You only need to listen to their radio interactions to understand the strength of Verstappen's relationship with Lambiase. It is frank and sometimes brutally honest, but has underpinned one of the most successful careers Formula 1 has ever seen. Through good times and bad during his Red Bull tenure, Lambiase has always been by Verstappen's side. As a result, their relationship is close -- Verstappen once told Dutch media he knew he could call Lambiase 24/7, about anything in the world, something that he said went both ways. The pair shared an emotional moment after Verstappen missed out on the 2025 championship by just two points. The fact that he is now leaving will only add to any feelings of doubt Verstappen has about the current direction Red Bull is moving in.
Lambiase's next move is also noteworthy. It is always telling when someone leaves one team for another in a sideways trajectory, and this appears to be what Lambiase has done by moving over to Brown's McLaren team. Sources told ESPN that Lambiase had been approached by Aston Martin at least once in the last 12 months over becoming team principal, but those approaches were rebuffed. Yet he has taken a role with McLaren, which is similar -- in terms of where his name will sit in an org chart relevant to the most senior figures in the team -- to his current position at Red Bull.
Multiple sources have told ESPN that the atmosphere within the current Red Bull team has been poor -- a feeling only exacerbated by the team's slow and frustrating start to the new F1 rules cycle. Seeing a senior team member -- and perhaps the closest ally of its superstar driver -- happy to walk sideways to another team will only underline the suggestions that something is fundamentally wrong at the heart of Red Bull's race operation.
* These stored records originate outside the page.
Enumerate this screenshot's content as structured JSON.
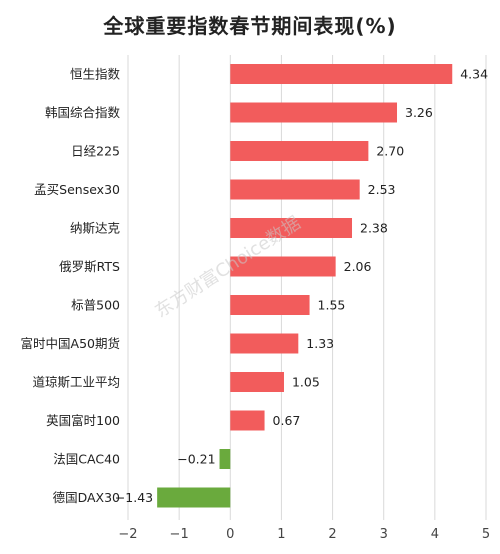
{
  "chart_data": {
    "type": "bar",
    "orientation": "horizontal",
    "title": "全球重要指数春节期间表现(%)",
    "categories": [
      "恒生指数",
      "韩国综合指数",
      "日经225",
      "孟买Sensex30",
      "纳斯达克",
      "俄罗斯RTS",
      "标普500",
      "富时中国A50期货",
      "道琼斯工业平均",
      "英国富时100",
      "法国CAC40",
      "德国DAX30"
    ],
    "values": [
      4.34,
      3.26,
      2.7,
      2.53,
      2.38,
      2.06,
      1.55,
      1.33,
      1.05,
      0.67,
      -0.21,
      -1.43
    ],
    "value_labels": [
      "4.34",
      "3.26",
      "2.70",
      "2.53",
      "2.38",
      "2.06",
      "1.55",
      "1.33",
      "1.05",
      "0.67",
      "−0.21",
      "−1.43"
    ],
    "xlim": [
      -2,
      5
    ],
    "xticks": [
      -2,
      -1,
      0,
      1,
      2,
      3,
      4,
      5
    ],
    "xtick_labels": [
      "−2",
      "−1",
      "0",
      "1",
      "2",
      "3",
      "4",
      "5"
    ],
    "grid": true,
    "colors": {
      "positive": "#f25c5c",
      "negative": "#6aaa3d",
      "grid": "#d9d9d9"
    },
    "watermark": "东方财富Choice数据"
  }
}
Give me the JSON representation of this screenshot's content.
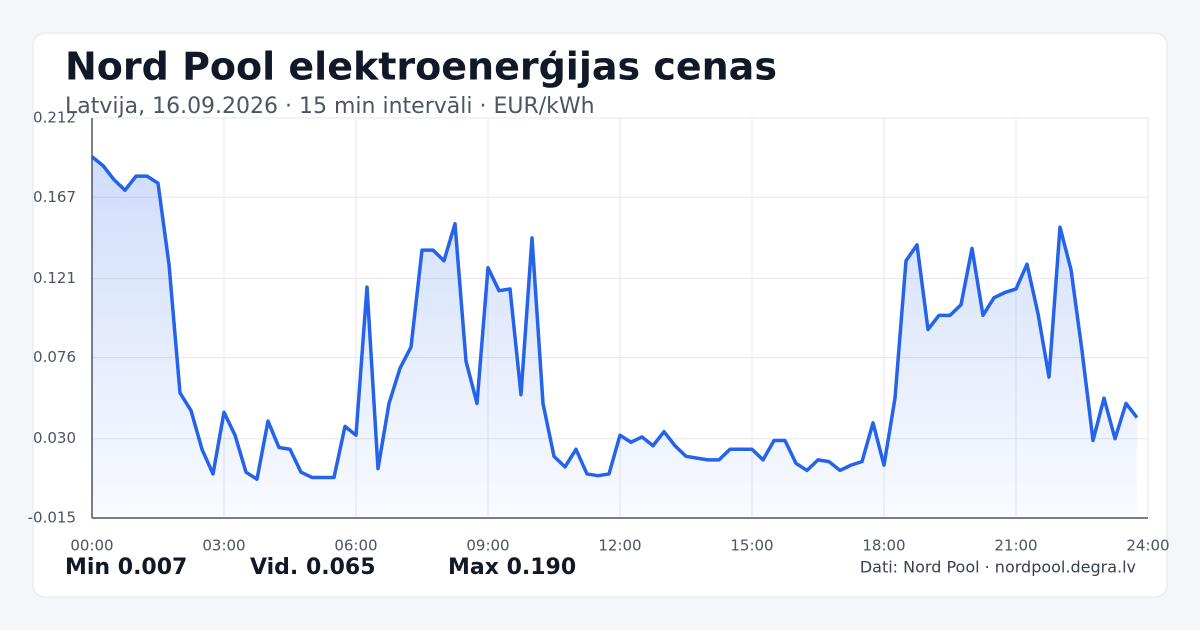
{
  "chart_data": {
    "type": "line",
    "title": "Nord Pool elektroenerģijas cenas",
    "subtitle": "Latvija, 16.09.2026 · 15 min intervāli · EUR/kWh",
    "x": [
      0,
      0.25,
      0.5,
      0.75,
      1,
      1.25,
      1.5,
      1.75,
      2,
      2.25,
      2.5,
      2.75,
      3,
      3.25,
      3.5,
      3.75,
      4,
      4.25,
      4.5,
      4.75,
      5,
      5.25,
      5.5,
      5.75,
      6,
      6.25,
      6.5,
      6.75,
      7,
      7.25,
      7.5,
      7.75,
      8,
      8.25,
      8.5,
      8.75,
      9,
      9.25,
      9.5,
      9.75,
      10,
      10.25,
      10.5,
      10.75,
      11,
      11.25,
      11.5,
      11.75,
      12,
      12.25,
      12.5,
      12.75,
      13,
      13.25,
      13.5,
      13.75,
      14,
      14.25,
      14.5,
      14.75,
      15,
      15.25,
      15.5,
      15.75,
      16,
      16.25,
      16.5,
      16.75,
      17,
      17.25,
      17.5,
      17.75,
      18,
      18.25,
      18.5,
      18.75,
      19,
      19.25,
      19.5,
      19.75,
      20,
      20.25,
      20.5,
      20.75,
      21,
      21.25,
      21.5,
      21.75,
      22,
      22.25,
      22.5,
      22.75,
      23,
      23.25,
      23.5,
      23.75
    ],
    "values": [
      0.19,
      0.185,
      0.177,
      0.171,
      0.179,
      0.179,
      0.175,
      0.129,
      0.056,
      0.046,
      0.024,
      0.01,
      0.045,
      0.032,
      0.011,
      0.007,
      0.04,
      0.025,
      0.024,
      0.011,
      0.008,
      0.008,
      0.008,
      0.037,
      0.032,
      0.116,
      0.013,
      0.05,
      0.07,
      0.082,
      0.137,
      0.137,
      0.131,
      0.152,
      0.074,
      0.05,
      0.127,
      0.114,
      0.115,
      0.055,
      0.144,
      0.05,
      0.02,
      0.014,
      0.024,
      0.01,
      0.009,
      0.01,
      0.032,
      0.028,
      0.031,
      0.026,
      0.034,
      0.026,
      0.02,
      0.019,
      0.018,
      0.018,
      0.024,
      0.024,
      0.024,
      0.018,
      0.029,
      0.029,
      0.016,
      0.012,
      0.018,
      0.017,
      0.012,
      0.015,
      0.017,
      0.039,
      0.015,
      0.053,
      0.131,
      0.14,
      0.092,
      0.1,
      0.1,
      0.106,
      0.138,
      0.1,
      0.11,
      0.113,
      0.115,
      0.129,
      0.101,
      0.065,
      0.15,
      0.126,
      0.08,
      0.029,
      0.053,
      0.03,
      0.05,
      0.042
    ],
    "color": "#2563eb",
    "xlim": [
      0,
      24
    ],
    "xticks": [
      {
        "value": 0,
        "label": "00:00"
      },
      {
        "value": 3,
        "label": "03:00"
      },
      {
        "value": 6,
        "label": "06:00"
      },
      {
        "value": 9,
        "label": "09:00"
      },
      {
        "value": 12,
        "label": "12:00"
      },
      {
        "value": 15,
        "label": "15:00"
      },
      {
        "value": 18,
        "label": "18:00"
      },
      {
        "value": 21,
        "label": "21:00"
      },
      {
        "value": 24,
        "label": "24:00"
      }
    ],
    "ylim": [
      -0.015,
      0.212
    ],
    "yticks": [
      -0.015,
      {
        "value": 0.03,
        "label": "0.030"
      },
      0.076,
      0.121,
      0.167,
      0.212
    ],
    "grid": true,
    "stats": [
      "Min 0.007",
      "Vid. 0.065",
      "Max 0.190"
    ],
    "source": "Dati: Nord Pool · nordpool.degra.lv"
  }
}
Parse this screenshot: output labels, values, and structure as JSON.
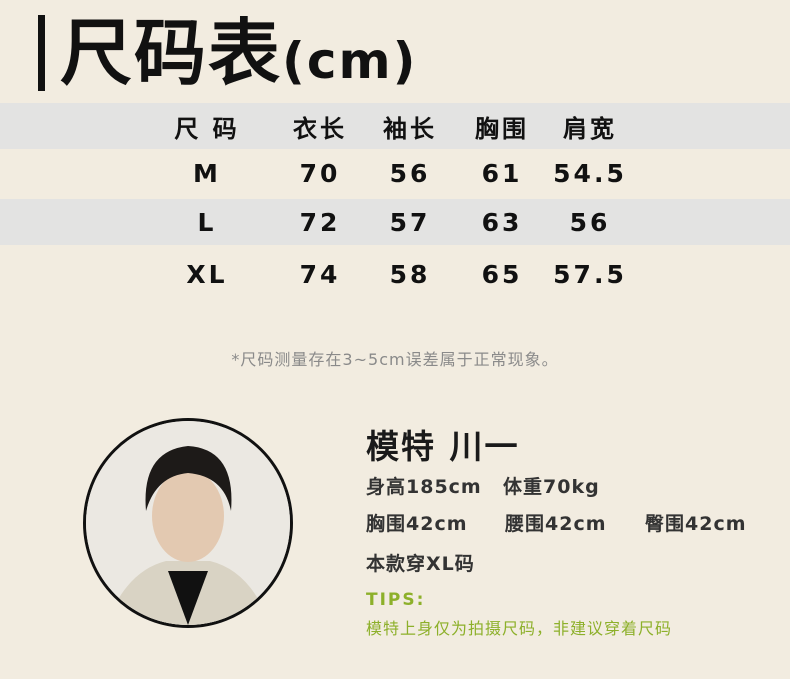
{
  "title": {
    "main": "尺码表",
    "unit": "(cm)"
  },
  "table": {
    "headers": [
      "尺 码",
      "衣长",
      "袖长",
      "胸围",
      "肩宽"
    ],
    "rows": [
      [
        "M",
        "70",
        "56",
        "61",
        "54.5"
      ],
      [
        "L",
        "72",
        "57",
        "63",
        "56"
      ],
      [
        "XL",
        "74",
        "58",
        "65",
        "57.5"
      ]
    ]
  },
  "note": "*尺码测量存在3~5cm误差属于正常现象。",
  "model": {
    "name": "模特 川一",
    "height": "身高185cm",
    "weight": "体重70kg",
    "chest": "胸围42cm",
    "waist": "腰围42cm",
    "hip": "臀围42cm",
    "wears": "本款穿XL码",
    "tips_label": "TIPS:",
    "tips_text": "模特上身仅为拍摄尺码，非建议穿着尺码"
  },
  "colors": {
    "background": "#f2ece0",
    "band": "#e3e3e2",
    "tips": "#8db02a"
  }
}
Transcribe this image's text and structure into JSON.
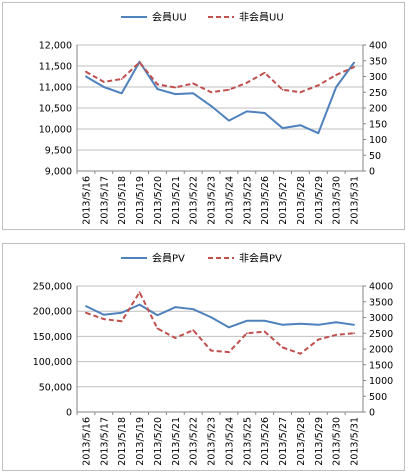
{
  "chart_data": [
    {
      "type": "line",
      "categories": [
        "2013/5/16",
        "2013/5/17",
        "2013/5/18",
        "2013/5/19",
        "2013/5/20",
        "2013/5/21",
        "2013/5/22",
        "2013/5/23",
        "2013/5/24",
        "2013/5/25",
        "2013/5/26",
        "2013/5/27",
        "2013/5/28",
        "2013/5/29",
        "2013/5/30",
        "2013/5/31"
      ],
      "series": [
        {
          "name": "会員UU",
          "axis": "left",
          "color": "#4f81bd",
          "style": "solid",
          "values": [
            11250,
            11000,
            10850,
            11600,
            10950,
            10830,
            10850,
            10550,
            10200,
            10420,
            10380,
            10020,
            10090,
            9900,
            11000,
            11580
          ]
        },
        {
          "name": "非会員UU",
          "axis": "right",
          "color": "#c0504d",
          "style": "dashed",
          "values": [
            315,
            283,
            292,
            345,
            275,
            265,
            278,
            250,
            258,
            280,
            312,
            258,
            250,
            272,
            305,
            330
          ]
        }
      ],
      "left_axis": {
        "min": 9000,
        "max": 12000,
        "ticks": [
          "9,000",
          "9,500",
          "10,000",
          "10,500",
          "11,000",
          "11,500",
          "12,000"
        ]
      },
      "right_axis": {
        "min": 0,
        "max": 400,
        "ticks": [
          "0",
          "50",
          "100",
          "150",
          "200",
          "250",
          "300",
          "350",
          "400"
        ]
      },
      "legend": "top",
      "grid": true
    },
    {
      "type": "line",
      "categories": [
        "2013/5/16",
        "2013/5/17",
        "2013/5/18",
        "2013/5/19",
        "2013/5/20",
        "2013/5/21",
        "2013/5/22",
        "2013/5/23",
        "2013/5/24",
        "2013/5/25",
        "2013/5/26",
        "2013/5/27",
        "2013/5/28",
        "2013/5/29",
        "2013/5/30",
        "2013/5/31"
      ],
      "series": [
        {
          "name": "会員PV",
          "axis": "left",
          "color": "#4f81bd",
          "style": "solid",
          "values": [
            210000,
            193000,
            197000,
            213000,
            192000,
            208000,
            204000,
            188000,
            168000,
            181000,
            181000,
            173000,
            175000,
            173000,
            178000,
            173000
          ]
        },
        {
          "name": "非会員PV",
          "axis": "right",
          "color": "#c0504d",
          "style": "dashed",
          "values": [
            3150,
            2950,
            2880,
            3800,
            2650,
            2350,
            2600,
            1950,
            1900,
            2500,
            2550,
            2050,
            1850,
            2300,
            2450,
            2500
          ]
        }
      ],
      "left_axis": {
        "min": 0,
        "max": 250000,
        "ticks": [
          "0",
          "50,000",
          "100,000",
          "150,000",
          "200,000",
          "250,000"
        ]
      },
      "right_axis": {
        "min": 0,
        "max": 4000,
        "ticks": [
          "0",
          "500",
          "1000",
          "1500",
          "2000",
          "2500",
          "3000",
          "3500",
          "4000"
        ]
      },
      "legend": "top",
      "grid": true
    }
  ]
}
No one knows for sure what Verstappen's next move will be, but after speaking to multiple sources around the F1 paddock on Thursday, the general feeling -- inside and outside of Red Bull -- was clear. Lambiase's move, even if it is a little way down the line, could be the final nail in the coffin in terms of Red Bull's chances of convincing Verstappen to ride out his current bad feeling about Formula 1 and keep racing beyond 2026.
He has months until he needs to make that decision -- he can trigger release clauses in August if he is not second or higher, but does not actually need to inform the team of his decision either way until October -- but after the latest developments, the writing already appears to be firmly on the wall.